There is reason for advanced economies to have entitlements. However, the size of those entitlements should not rise out of the potential for the current generation to pay them. Unfortunately, that’s exactly what will happen in the near future–starting now. Medicare, social security (etc) are starting to become underfunded, and by 2020 will consume our entire government (100% of tax revenues at current rates). In fact, that day of reckoning may arrive faster with medical and health care costs skyrocketing.

The solution for a predictable entitlement-to-revenue ratio is to define retirement age dynamically–as the age such that the labor participation rate is constant (Something like 60%). By adjusting retirement age to keep the participation rate constant, and by capping per-capita payment growth to either the inflation rate or the fraction of per-capita GDP, the outflows for children (i.e. education) and retired people (social security) will be predictably constant. No more will the cost of entitlements spiral out of control.
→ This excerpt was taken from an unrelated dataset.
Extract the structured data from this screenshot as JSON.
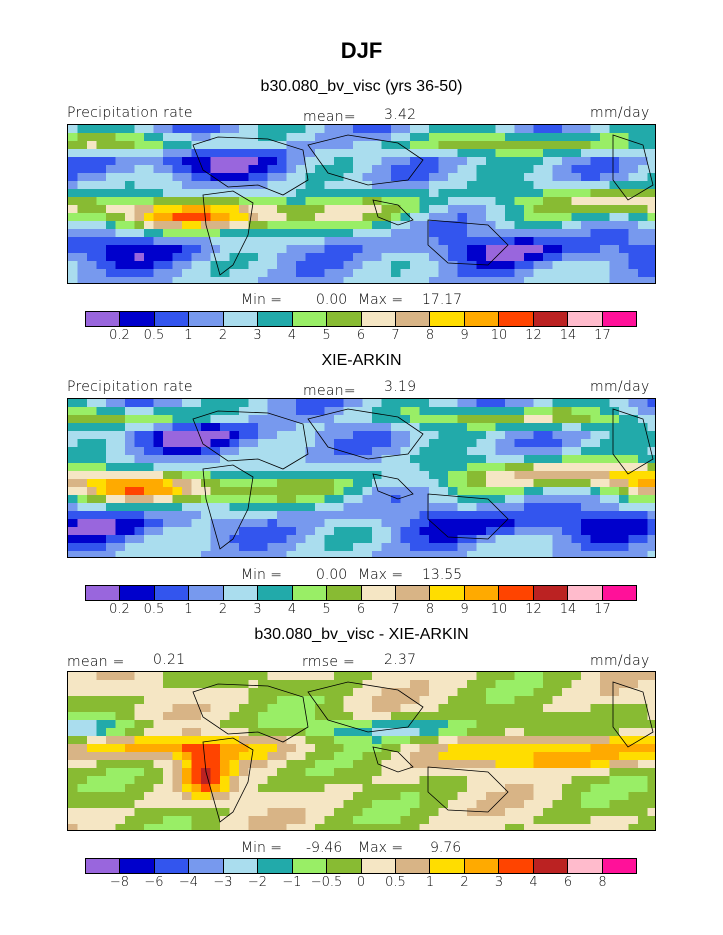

As the general population ages, and as life expectancy rises, this will allow the more prosperous generation to work longer and be retired earlier (as a fraction of life span). It is not fair to pass the burden of your longer retirement onto your descendants; if you’re retired for longer, you must work for longer (in aggregate).

Without some quick action, as Thomas Friedman said today in the NYT, what is happening in Greece and London is just a harbinger for what will happen in the United States as our demographics change to reflect an increasingly older population.